I trust that the tax office will now use all the resources available to it and interpret the tax laws in an appropriate fashion to ensure that it does all it can to reach an adequate agreement with the James Hardie company or the managers of the fund. Again, if, for whatever reason—whether it is the fault of the tax office or any party to the discussions—that final agreement is not able to be reached, we will be back in here very quickly seeking to move the amendments that are required to ensure, in law, that the fund receives the tax treatment that is necessary to make it sustainable.

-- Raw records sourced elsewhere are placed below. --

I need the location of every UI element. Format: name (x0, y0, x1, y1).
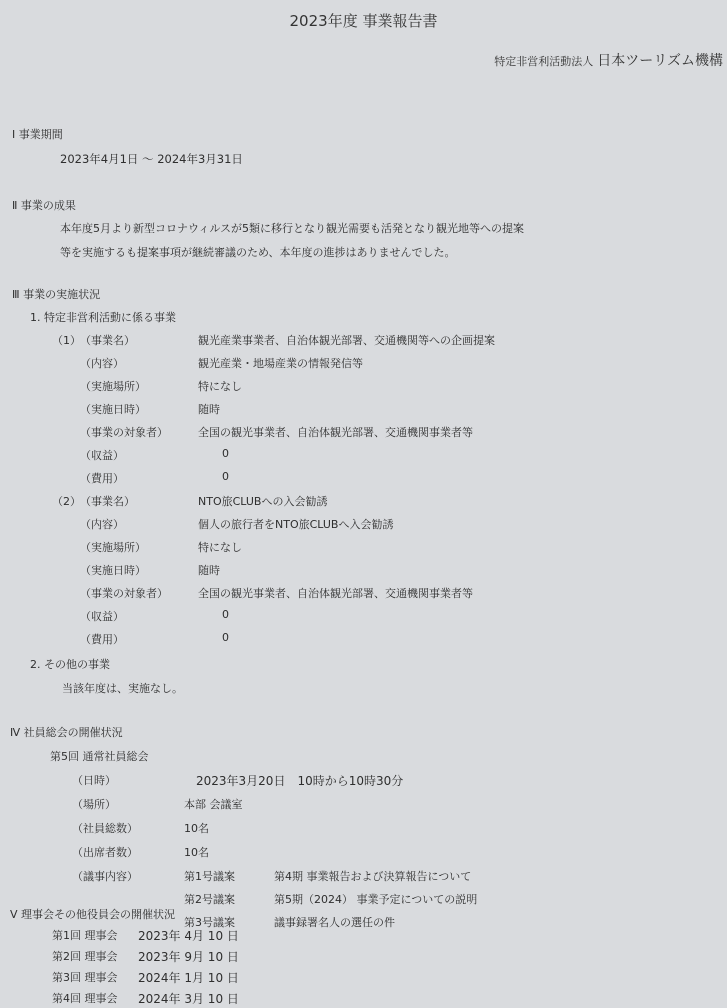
agenda-description: 第5期（2024） 事業予定についての説明 (274, 891, 477, 907)
field-label: （日時） (72, 772, 116, 788)
board-meeting-name: 第1回 理事会 (52, 927, 118, 943)
document-title: 2023年度 事業報告書 (0, 10, 727, 31)
board-meeting-date: 2024年 3月 10 日 (138, 990, 239, 1007)
results-line-2: 等を実施するも提案事項が継続審議のため、本年度の進捗はありませんでした。 (60, 244, 456, 260)
agenda-number: 第1号議案 (184, 868, 235, 884)
field-label: （社員総数） (72, 820, 138, 836)
section-5-heading: Ⅴ 理事会その他役員会の開催状況 (10, 906, 175, 922)
project-2-number: （2） (52, 493, 81, 509)
field-label: （事業の対象者） (80, 424, 168, 440)
field-value: 随時 (198, 401, 220, 417)
board-meeting-date: 2024年 1月 10 日 (138, 969, 239, 986)
agenda-label: （議事内容） (72, 868, 138, 884)
field-label: （費用） (80, 470, 124, 486)
organization-type: 特定非営利活動法人 (494, 55, 593, 68)
agenda-description: 議事録署名人の選任の件 (274, 914, 395, 930)
field-label: （収益） (80, 608, 124, 624)
section-3-heading: Ⅲ 事業の実施状況 (12, 286, 100, 302)
board-meeting-name: 第2回 理事会 (52, 948, 118, 964)
field-label: （実施日時） (80, 562, 146, 578)
meeting-name: 第5回 通常社員総会 (50, 748, 149, 764)
agenda-description: 第4期 事業報告および決算報告について (274, 868, 471, 884)
field-label: （場所） (72, 796, 116, 812)
section-4-heading: Ⅳ 社員総会の開催状況 (10, 724, 123, 740)
field-label: （収益） (80, 447, 124, 463)
field-value: NTO旅CLUBへの入会勧誘 (198, 493, 327, 509)
organization: 特定非営利活動法人日本ツーリズム機構 (494, 50, 723, 70)
field-label: （実施場所） (80, 539, 146, 555)
section-2-heading: Ⅱ 事業の成果 (12, 197, 76, 213)
other-business-text: 当該年度は、実施なし。 (62, 680, 183, 696)
field-value: 観光産業事業者、自治体観光部署、交通機関等への企画提案 (198, 332, 495, 348)
field-label: （実施場所） (80, 378, 146, 394)
results-line-1: 本年度5月より新型コロナウィルスが5類に移行となり観光需要も活発となり観光地等へ… (60, 220, 524, 236)
field-value: 0 (222, 447, 229, 460)
field-label: （事業名） (80, 332, 135, 348)
board-meeting-date: 2023年 4月 10 日 (138, 927, 239, 944)
field-value: 0 (222, 608, 229, 621)
field-label: （内容） (80, 516, 124, 532)
field-value: 特になし (198, 539, 242, 555)
field-value: 10名 (184, 820, 209, 836)
field-value: 個人の旅行者をNTO旅CLUBへ入会勧誘 (198, 516, 393, 532)
board-meeting-name: 第4回 理事会 (52, 990, 118, 1006)
subsection-2-heading: 2. その他の事業 (30, 656, 110, 672)
field-value: 全国の観光事業者、自治体観光部署、交通機関事業者等 (198, 585, 473, 601)
project-1-number: （1） (52, 332, 81, 348)
field-label: （内容） (80, 355, 124, 371)
field-value: 全国の観光事業者、自治体観光部署、交通機関事業者等 (198, 424, 473, 440)
field-value: 10名 (184, 844, 209, 860)
field-label: （費用） (80, 631, 124, 647)
field-value: 2023年3月20日 10時から10時30分 (196, 772, 403, 789)
business-period: 2023年4月1日 ～ 2024年3月31日 (60, 151, 243, 167)
field-label: （事業名） (80, 493, 135, 509)
field-value: 観光産業・地場産業の情報発信等 (198, 355, 363, 371)
field-value: 0 (222, 631, 229, 644)
board-meeting-date: 2023年 9月 10 日 (138, 948, 239, 965)
field-value: 本部 会議室 (184, 796, 243, 812)
field-value: 0 (222, 470, 229, 483)
section-1-heading: Ⅰ 事業期間 (12, 126, 63, 142)
field-label: （出席者数） (72, 844, 138, 860)
board-meeting-name: 第3回 理事会 (52, 969, 118, 985)
agenda-number: 第2号議案 (184, 891, 235, 907)
organization-name: 日本ツーリズム機構 (597, 53, 723, 69)
field-value: 随時 (198, 562, 220, 578)
field-value: 特になし (198, 378, 242, 394)
field-label: （実施日時） (80, 401, 146, 417)
field-label: （事業の対象者） (80, 585, 168, 601)
subsection-1-heading: 1. 特定非営利活動に係る事業 (30, 309, 176, 325)
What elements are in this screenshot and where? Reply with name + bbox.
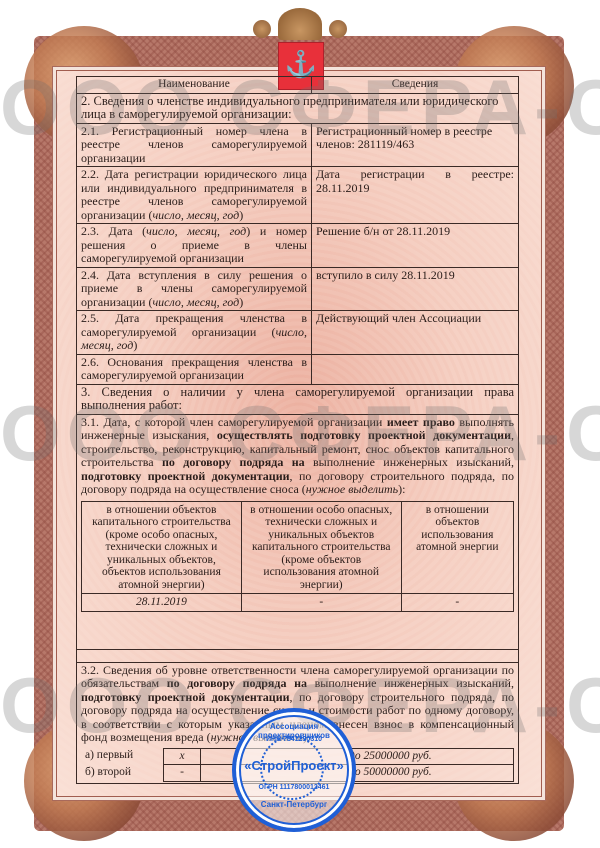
scepter-icon (253, 20, 271, 38)
text-bold: по договору подряда на (162, 455, 305, 469)
rights-header-row: в отношении объектов капитального строит… (82, 501, 514, 594)
text-bold: подготовку проектной документации (81, 690, 290, 704)
label-hint: число, месяц, год (152, 295, 239, 309)
empty-row (77, 649, 519, 662)
label-hint: число, месяц, год (146, 224, 246, 238)
column-header-info: Сведения (312, 77, 519, 94)
row-value: Решение б/н от 28.11.2019 (312, 224, 519, 268)
document-content: Наименование Сведения 2. Сведения о член… (76, 76, 519, 784)
table-header-row: Наименование Сведения (77, 77, 519, 94)
row-label: 2.4. Дата вступления в силу решения о пр… (77, 267, 312, 311)
table-row: 2.5. Дата прекращения членства в саморег… (77, 311, 519, 355)
text: выполнение инженерных изысканий, (307, 676, 514, 690)
table-row: 2.2. Дата регистрации юридического лица … (77, 167, 519, 224)
text: выполнение инженерных изысканий, (305, 455, 514, 469)
rights-value: 28.11.2019 (82, 594, 242, 612)
row-value: Дата регистрации в реестре: 28.11.2019 (312, 167, 519, 224)
label-text: 2.3. Дата (81, 224, 133, 238)
row-value: вступило в силу 28.11.2019 (312, 267, 519, 311)
rights-header: в отношении объектов капитального строит… (82, 501, 242, 594)
table-row: 2.1. Регистрационный номер члена в реест… (77, 123, 519, 167)
text-bold: подготовку проектной документации (81, 469, 290, 483)
rights-value: - (401, 594, 513, 612)
text-bold: имеет право (387, 415, 455, 429)
section-3-title: 3. Сведения о наличии у члена саморегули… (77, 384, 519, 414)
rights-table: в отношении объектов капитального строит… (81, 501, 514, 612)
table-row: 2.3. Дата (число, месяц, год) и номер ре… (77, 224, 519, 268)
rights-value: - (241, 594, 401, 612)
rights-value-row: 28.11.2019 - - (82, 594, 514, 612)
seal-ogrn: ОГРН 1117800012461 (236, 784, 352, 791)
seal-city: Санкт-Петербург (236, 800, 352, 809)
organization-seal: Ассоциация проектировщиков ИНН 784129031… (232, 708, 356, 832)
liability-label: а) первый (81, 748, 164, 765)
label-text: 2.5. Дата прекращения членства в саморег… (81, 311, 307, 339)
text-italic: нужное выделить (306, 482, 398, 496)
crown-icon (278, 8, 322, 40)
liability-mark: x (164, 748, 201, 765)
scepter-icon (329, 20, 347, 38)
text: 3.1. Дата, с которой член саморегулируем… (81, 415, 387, 429)
table-row: 2.6. Основания прекращения членства в са… (77, 354, 519, 384)
seal-name: «СтройПроект» (236, 758, 352, 773)
row-label: 2.6. Основания прекращения членства в са… (77, 354, 312, 384)
label-hint: число, месяц, год (152, 208, 239, 222)
row-label: 2.5. Дата прекращения членства в саморег… (77, 311, 312, 355)
rights-header: в отношении особо опасных, технически сл… (241, 501, 401, 594)
row-label: 2.1. Регистрационный номер члена в реест… (77, 123, 312, 167)
text-bold: осуществлять подготовку проектной докуме… (217, 428, 511, 442)
section-2-title: 2. Сведения о членстве индивидуального п… (77, 93, 519, 123)
membership-table: Наименование Сведения 2. Сведения о член… (76, 76, 519, 784)
row-value: Регистрационный номер в реестре членов: … (312, 123, 519, 167)
rights-header: в отношении объектов использования атомн… (401, 501, 513, 594)
text: ): (398, 482, 405, 496)
table-row: 2.4. Дата вступления в силу решения о пр… (77, 267, 519, 311)
liability-label: б) второй (81, 765, 164, 782)
row-value: Действующий член Ассоциации (312, 311, 519, 355)
column-header-name: Наименование (77, 77, 312, 94)
row-label: 2.2. Дата регистрации юридического лица … (77, 167, 312, 224)
text-bold: по договору подряда на (167, 676, 307, 690)
paragraph-3-1: 3.1. Дата, с которой член саморегулируем… (77, 414, 519, 649)
liability-mark: - (164, 765, 201, 782)
row-label: 2.3. Дата (число, месяц, год) и номер ре… (77, 224, 312, 268)
row-value (312, 354, 519, 384)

The opposition like to think that the pressure we put on throughout the course of this campaign is causing the tax office to inch closer to an agreement within the confines of the law with which it is operating, but we acknowledge and recognise that it can only operate with the laws that the parliament has made available to it and that it must do so fiercely independently of the government or any other political pressures. I wish the tax office well in those endeavours. If it is not able to do the job under current law, the opposition will be back in here changing the law to provide it with the opportunity to do so.